In case you need a refresher on what this epic series was all about, Jamie — alongside Adam Savage and their team — set out to debunk rumours, urban legends and popular myths using science. For those who would watch it after school or on weekends, it was a TV show filled with explosions, crash dummies, throwing things off great heights and a team of legends who literally just made s**t fun!
Even though he owns M5 Industries (where Mythbusters was set), it turns out that Jamie had zero training when it came to special effects!
“(I started out) cleaning, and organising a (special effects) shop and acquiring skills by that,” the now 67-year-old told Chattr. “Because if you learn how to take care of a shop and learn the tools, and then you also learn how to use them…I didn’t even know I had an aptitude before!”
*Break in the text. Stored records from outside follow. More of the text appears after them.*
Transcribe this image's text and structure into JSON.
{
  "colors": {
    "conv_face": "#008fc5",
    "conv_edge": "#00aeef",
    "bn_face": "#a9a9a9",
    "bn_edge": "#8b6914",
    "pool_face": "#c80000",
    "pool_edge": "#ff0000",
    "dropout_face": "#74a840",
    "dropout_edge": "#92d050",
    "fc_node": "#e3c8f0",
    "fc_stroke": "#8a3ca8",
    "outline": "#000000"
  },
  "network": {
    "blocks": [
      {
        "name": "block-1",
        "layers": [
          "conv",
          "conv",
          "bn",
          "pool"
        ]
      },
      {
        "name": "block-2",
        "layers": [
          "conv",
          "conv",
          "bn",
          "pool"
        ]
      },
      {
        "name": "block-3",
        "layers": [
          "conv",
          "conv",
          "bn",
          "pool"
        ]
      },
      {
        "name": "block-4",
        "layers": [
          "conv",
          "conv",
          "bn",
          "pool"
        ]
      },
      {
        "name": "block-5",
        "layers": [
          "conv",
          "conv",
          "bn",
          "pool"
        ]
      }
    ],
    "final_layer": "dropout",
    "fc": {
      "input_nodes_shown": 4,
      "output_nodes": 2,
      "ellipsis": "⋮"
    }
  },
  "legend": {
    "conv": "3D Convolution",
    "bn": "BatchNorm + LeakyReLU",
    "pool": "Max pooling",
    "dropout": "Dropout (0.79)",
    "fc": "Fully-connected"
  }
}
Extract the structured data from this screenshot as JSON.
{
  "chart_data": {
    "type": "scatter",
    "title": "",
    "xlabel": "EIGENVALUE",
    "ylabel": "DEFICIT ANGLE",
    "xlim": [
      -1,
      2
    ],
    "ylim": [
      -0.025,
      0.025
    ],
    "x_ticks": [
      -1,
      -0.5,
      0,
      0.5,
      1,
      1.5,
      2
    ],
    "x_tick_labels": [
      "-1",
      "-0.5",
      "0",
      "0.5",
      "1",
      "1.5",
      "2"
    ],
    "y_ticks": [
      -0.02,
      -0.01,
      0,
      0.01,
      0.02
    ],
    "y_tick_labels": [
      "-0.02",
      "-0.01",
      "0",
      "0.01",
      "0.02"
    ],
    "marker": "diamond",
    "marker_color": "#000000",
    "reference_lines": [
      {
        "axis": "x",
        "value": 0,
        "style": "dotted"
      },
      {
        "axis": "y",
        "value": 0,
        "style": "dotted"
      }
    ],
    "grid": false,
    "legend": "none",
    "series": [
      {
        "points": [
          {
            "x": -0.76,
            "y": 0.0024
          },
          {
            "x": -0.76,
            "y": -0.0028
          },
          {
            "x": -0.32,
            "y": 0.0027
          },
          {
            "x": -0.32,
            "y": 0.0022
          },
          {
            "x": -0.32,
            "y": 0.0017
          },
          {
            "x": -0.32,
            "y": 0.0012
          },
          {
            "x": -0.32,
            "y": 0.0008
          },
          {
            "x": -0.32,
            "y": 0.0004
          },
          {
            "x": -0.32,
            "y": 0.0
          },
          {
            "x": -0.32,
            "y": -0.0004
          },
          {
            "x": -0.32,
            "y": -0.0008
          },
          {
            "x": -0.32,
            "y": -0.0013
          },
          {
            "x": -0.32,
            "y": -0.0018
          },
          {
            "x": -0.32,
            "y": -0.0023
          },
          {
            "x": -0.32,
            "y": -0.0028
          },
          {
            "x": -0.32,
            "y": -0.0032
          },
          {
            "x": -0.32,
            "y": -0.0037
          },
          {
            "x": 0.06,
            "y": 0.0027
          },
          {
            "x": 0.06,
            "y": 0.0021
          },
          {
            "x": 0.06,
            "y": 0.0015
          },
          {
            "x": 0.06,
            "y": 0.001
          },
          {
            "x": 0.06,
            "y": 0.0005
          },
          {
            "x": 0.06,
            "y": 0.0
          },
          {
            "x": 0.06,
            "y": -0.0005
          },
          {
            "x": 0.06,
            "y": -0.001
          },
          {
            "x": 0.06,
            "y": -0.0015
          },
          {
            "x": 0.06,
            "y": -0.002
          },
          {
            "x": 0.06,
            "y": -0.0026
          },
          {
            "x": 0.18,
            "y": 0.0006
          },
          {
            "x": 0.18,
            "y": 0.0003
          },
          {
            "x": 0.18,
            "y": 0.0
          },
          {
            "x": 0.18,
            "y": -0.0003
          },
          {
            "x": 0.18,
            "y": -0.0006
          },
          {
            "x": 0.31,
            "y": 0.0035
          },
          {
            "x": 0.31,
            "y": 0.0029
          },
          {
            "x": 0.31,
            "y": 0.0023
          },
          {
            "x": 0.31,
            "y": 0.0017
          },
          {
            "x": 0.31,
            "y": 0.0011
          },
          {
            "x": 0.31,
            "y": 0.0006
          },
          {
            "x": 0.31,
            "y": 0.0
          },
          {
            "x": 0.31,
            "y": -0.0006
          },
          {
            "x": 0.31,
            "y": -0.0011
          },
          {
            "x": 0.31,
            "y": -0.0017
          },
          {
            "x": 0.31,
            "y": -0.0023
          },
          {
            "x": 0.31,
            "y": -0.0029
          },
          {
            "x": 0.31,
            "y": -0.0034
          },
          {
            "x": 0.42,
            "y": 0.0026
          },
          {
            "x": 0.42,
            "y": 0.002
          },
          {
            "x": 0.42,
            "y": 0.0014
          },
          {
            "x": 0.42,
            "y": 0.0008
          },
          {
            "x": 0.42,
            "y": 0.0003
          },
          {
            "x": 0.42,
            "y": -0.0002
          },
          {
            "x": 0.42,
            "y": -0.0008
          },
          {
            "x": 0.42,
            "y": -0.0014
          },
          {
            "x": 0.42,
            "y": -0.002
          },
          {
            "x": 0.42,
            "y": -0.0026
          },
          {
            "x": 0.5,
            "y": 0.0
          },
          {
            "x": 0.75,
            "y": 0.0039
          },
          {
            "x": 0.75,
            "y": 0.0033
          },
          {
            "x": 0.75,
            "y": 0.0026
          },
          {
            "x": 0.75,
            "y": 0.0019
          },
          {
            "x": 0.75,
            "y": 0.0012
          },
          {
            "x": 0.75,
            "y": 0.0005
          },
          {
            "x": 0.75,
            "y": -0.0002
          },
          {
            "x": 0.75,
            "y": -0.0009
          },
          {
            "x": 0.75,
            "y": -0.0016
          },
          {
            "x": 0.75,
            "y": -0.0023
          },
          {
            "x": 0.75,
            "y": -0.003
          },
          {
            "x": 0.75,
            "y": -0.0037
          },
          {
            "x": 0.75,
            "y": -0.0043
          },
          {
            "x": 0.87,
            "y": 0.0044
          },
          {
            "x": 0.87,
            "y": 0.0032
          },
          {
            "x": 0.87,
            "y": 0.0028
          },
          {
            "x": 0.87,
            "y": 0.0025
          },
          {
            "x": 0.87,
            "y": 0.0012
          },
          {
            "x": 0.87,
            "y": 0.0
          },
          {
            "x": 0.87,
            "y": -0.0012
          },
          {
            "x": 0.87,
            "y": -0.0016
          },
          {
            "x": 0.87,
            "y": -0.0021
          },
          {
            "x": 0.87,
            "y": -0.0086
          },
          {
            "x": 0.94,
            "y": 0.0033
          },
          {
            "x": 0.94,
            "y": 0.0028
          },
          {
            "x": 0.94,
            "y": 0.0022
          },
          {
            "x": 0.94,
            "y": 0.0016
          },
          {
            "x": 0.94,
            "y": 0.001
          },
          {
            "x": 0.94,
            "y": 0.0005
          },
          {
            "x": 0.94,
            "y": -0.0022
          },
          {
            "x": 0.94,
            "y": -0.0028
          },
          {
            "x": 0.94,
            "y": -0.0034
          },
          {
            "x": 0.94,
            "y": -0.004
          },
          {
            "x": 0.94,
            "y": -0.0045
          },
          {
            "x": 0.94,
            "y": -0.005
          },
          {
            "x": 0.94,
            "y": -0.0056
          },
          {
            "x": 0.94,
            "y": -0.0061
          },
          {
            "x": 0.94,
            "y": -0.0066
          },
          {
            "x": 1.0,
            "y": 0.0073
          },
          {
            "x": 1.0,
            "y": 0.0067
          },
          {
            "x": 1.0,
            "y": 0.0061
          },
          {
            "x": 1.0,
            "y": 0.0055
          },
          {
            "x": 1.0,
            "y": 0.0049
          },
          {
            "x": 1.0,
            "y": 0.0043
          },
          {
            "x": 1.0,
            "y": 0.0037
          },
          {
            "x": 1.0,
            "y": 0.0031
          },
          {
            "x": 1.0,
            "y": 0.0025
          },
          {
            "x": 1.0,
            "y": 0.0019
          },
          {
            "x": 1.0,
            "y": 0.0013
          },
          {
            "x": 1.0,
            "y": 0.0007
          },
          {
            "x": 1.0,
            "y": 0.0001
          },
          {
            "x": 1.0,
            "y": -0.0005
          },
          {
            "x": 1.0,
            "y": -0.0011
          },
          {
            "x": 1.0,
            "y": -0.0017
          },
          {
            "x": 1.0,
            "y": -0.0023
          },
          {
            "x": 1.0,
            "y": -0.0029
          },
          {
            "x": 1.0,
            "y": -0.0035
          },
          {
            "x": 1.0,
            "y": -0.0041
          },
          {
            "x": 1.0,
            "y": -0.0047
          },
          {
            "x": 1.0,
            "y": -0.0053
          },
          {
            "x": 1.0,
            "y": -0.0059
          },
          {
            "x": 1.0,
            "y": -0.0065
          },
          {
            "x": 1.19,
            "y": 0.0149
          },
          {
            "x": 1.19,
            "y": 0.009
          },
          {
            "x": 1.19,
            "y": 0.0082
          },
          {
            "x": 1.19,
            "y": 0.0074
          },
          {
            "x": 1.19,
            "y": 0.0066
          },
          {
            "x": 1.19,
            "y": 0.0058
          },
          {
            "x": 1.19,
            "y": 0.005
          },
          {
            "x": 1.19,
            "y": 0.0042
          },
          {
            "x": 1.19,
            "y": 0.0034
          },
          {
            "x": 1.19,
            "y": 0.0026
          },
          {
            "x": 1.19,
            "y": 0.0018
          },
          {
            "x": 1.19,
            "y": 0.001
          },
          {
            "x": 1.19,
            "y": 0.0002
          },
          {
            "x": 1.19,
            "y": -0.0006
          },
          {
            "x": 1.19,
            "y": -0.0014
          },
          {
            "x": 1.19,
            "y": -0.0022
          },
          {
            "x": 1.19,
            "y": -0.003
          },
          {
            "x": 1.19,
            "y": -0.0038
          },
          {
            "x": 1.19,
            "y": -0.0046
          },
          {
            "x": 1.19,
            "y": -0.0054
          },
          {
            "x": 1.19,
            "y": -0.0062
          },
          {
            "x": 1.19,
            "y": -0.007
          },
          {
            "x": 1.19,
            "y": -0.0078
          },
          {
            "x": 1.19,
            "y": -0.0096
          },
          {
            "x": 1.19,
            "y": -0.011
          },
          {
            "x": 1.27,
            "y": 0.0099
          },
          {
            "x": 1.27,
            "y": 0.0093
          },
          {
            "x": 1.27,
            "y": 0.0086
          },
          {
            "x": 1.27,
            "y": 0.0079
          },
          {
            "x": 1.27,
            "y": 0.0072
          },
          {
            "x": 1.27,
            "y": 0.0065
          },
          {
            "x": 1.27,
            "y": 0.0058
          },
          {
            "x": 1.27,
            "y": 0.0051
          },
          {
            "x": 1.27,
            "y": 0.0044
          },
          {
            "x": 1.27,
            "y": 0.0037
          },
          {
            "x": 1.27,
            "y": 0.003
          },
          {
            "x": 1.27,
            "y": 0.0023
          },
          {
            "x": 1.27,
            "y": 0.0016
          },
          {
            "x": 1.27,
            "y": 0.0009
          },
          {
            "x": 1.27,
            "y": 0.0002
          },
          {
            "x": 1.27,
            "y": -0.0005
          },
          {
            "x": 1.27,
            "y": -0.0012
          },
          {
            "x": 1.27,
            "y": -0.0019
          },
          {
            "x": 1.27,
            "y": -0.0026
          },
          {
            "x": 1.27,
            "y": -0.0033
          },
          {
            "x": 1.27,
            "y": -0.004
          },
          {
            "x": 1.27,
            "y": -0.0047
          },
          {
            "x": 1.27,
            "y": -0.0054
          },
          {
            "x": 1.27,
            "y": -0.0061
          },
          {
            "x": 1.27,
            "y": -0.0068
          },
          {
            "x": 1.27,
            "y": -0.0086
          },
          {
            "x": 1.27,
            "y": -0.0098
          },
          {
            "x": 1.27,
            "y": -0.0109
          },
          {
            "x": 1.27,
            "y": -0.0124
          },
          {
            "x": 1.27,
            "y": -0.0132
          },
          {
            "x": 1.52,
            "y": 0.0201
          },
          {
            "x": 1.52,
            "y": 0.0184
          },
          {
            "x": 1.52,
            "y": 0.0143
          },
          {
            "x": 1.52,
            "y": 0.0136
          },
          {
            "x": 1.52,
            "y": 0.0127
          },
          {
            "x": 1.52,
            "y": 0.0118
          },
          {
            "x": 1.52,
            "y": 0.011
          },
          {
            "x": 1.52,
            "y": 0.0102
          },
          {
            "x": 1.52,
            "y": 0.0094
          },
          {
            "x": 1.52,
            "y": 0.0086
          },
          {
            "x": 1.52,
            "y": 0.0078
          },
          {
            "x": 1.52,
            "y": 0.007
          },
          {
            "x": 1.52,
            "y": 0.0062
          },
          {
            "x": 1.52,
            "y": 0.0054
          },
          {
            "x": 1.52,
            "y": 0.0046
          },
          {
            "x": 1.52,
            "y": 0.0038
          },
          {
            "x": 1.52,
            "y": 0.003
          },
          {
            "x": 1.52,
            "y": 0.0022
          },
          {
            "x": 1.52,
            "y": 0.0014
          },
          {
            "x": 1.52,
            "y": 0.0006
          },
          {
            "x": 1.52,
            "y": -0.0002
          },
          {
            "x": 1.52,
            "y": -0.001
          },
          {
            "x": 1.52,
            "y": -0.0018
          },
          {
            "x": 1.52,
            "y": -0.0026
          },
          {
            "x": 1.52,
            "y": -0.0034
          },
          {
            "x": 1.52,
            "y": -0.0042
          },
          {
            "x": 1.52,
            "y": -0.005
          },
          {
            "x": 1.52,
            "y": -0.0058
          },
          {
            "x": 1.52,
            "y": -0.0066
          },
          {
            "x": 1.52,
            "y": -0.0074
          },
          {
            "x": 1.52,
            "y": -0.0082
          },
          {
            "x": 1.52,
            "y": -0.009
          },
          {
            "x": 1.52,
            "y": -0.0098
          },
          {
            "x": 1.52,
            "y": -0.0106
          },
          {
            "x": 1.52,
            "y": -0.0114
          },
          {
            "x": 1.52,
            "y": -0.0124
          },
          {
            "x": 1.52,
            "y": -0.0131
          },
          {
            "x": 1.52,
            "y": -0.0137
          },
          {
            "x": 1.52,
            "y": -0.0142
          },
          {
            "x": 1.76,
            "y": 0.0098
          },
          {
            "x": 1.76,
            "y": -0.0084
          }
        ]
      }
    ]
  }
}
Jamie then ended up carrying through what he learned at the shop to something that “was not exactly special effects” but a “transcendent variation on effects on a fictional program to reality and science”! Talk about serendipity!
Jamie Hyneman’s partnership with SEEK
Now, Jamie has teamed up with SEEK, who have put him back on his myth-busting tools — and brought him to Australia for the first time in 10 years — to release some hectic content to get to the bottom of common job-hunting misconceptions.
The two-part online content series is titled Busting Myths: The SEEKRET to Finding Better Job Matches.
- Episode 1: ‘You Can’t Get a Job Without Experience’ features Alex Apollonov (@ididathing) who goed head-to-head with Jamie to break into a fortified vault.
- Episode 2: ‘It’s Not What You Know, It’s Who You Know’ featuring professional race car driver, Courtney Prince, and Kiwi Jethro McLean pitted against each other in a race challenge designed by Jamie.
“In my own career, I’ve seen first-hand that there is no shortcut to success or abstract way of getting where you want to go,” he said about the campaign as a whole. “Whether it’s been as a TV host, a special effects expert or an inventor, the value of applying yourself to the task at hand and using the right tools to get there has always rung true.
“Working with real, tangible things helps people internalise what they may be thinking to find the right path for them.”